In summer 1961, Rose-Marie Egger became my wife, and her stabilizing influence has kept me on an even keel ever since. Our honeymoon trip led us to the United States where I spent two post-doe years working on thermal conductivity of type-II superconductors and metals in the group of Professor Bernie Serin at Rutgers University in New Jersey. Then in the summer of 1963, Professor Ambros Speiser, Director of the newly founded IBM Research Laboratory in Rüschlikon, Switzerland, made me an offer to join the physics effort there. Encouraged by Bruno Lüthi, who later became a Professor at the University of Frankfurt, and, at the time, strongly recommended the hiring of Gerd Binnig, I accepted to start in December 1963, after having responded to the call of the wild in the form of a four-month camping trip through the USA.
My first couple of years in Rüschlikon were spent studying mainly Kondo systems with magnetoresistance in pulsed magnetic fields. End of the sixties, Keith Blazey interested me to work on GdAlO3, an antiferromagnet on which he had done optic experiments. This started a fruitful cooperation on magnetic phase diagrams, which eventually brought me into the field of critical phenomena.
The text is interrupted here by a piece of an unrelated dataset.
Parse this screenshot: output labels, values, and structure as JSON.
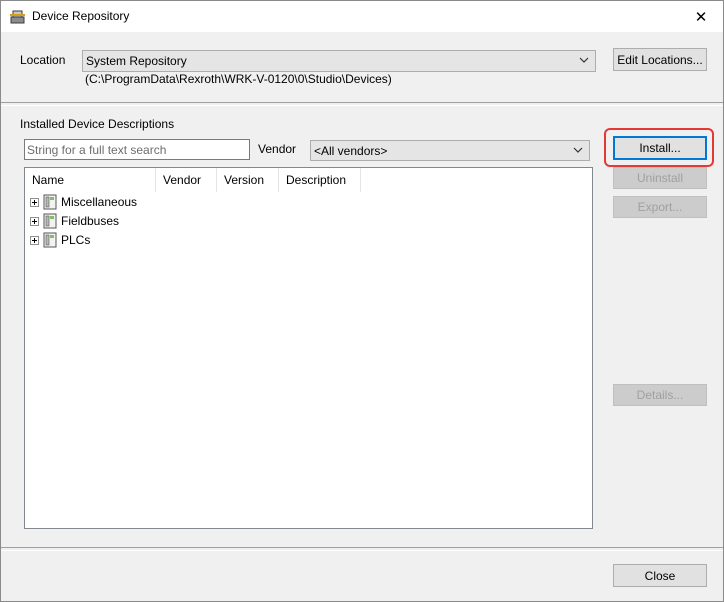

Encouraged by K. Alex Müller, who had pioneered the critical-phenomena effort in our Laboratory, I focused on the bicritical and tetracritical behavior and finally on the random-field problem. These were most enjoyable years, during which so many patient colleagues taught me physics. I left them with some regret, when I ventured with Gerd to discover new shores. We found them. Thank you, Gerd.
In 1974/75, I spent a sabbatical year with Professor Vince Jaccarino and Dr. Alan King at the University of California in Santa Barbara, to get a taste of nuclear magnetic resonance. We solved a specific problem on the bicritical point of MnF2, their home-base material. We traded experience, NMR and critical phenomena. Rose-Marie and I also took the opportunity at the beginning and end of my sabbatical to show the USA to our two daughters, Doris and Ellen, on two extended camping trips from coast to coast.
In all the years with IBM Research, I have especially appreciated the freedom to pursue the activities I found interesting, and greatly enjoyed the stimulus, collegial cooperation, frankness, and intellectual generosity of two scientific communities, namely, in superconductivity and critical phenomena. I should also like to take this opportunity to thank the many, many friends, teachers, and seniors who have contributed towards my scientific career in any way whatsoever, and most particularly my mother for her unstinting aid and assistance, especially when times were difficult.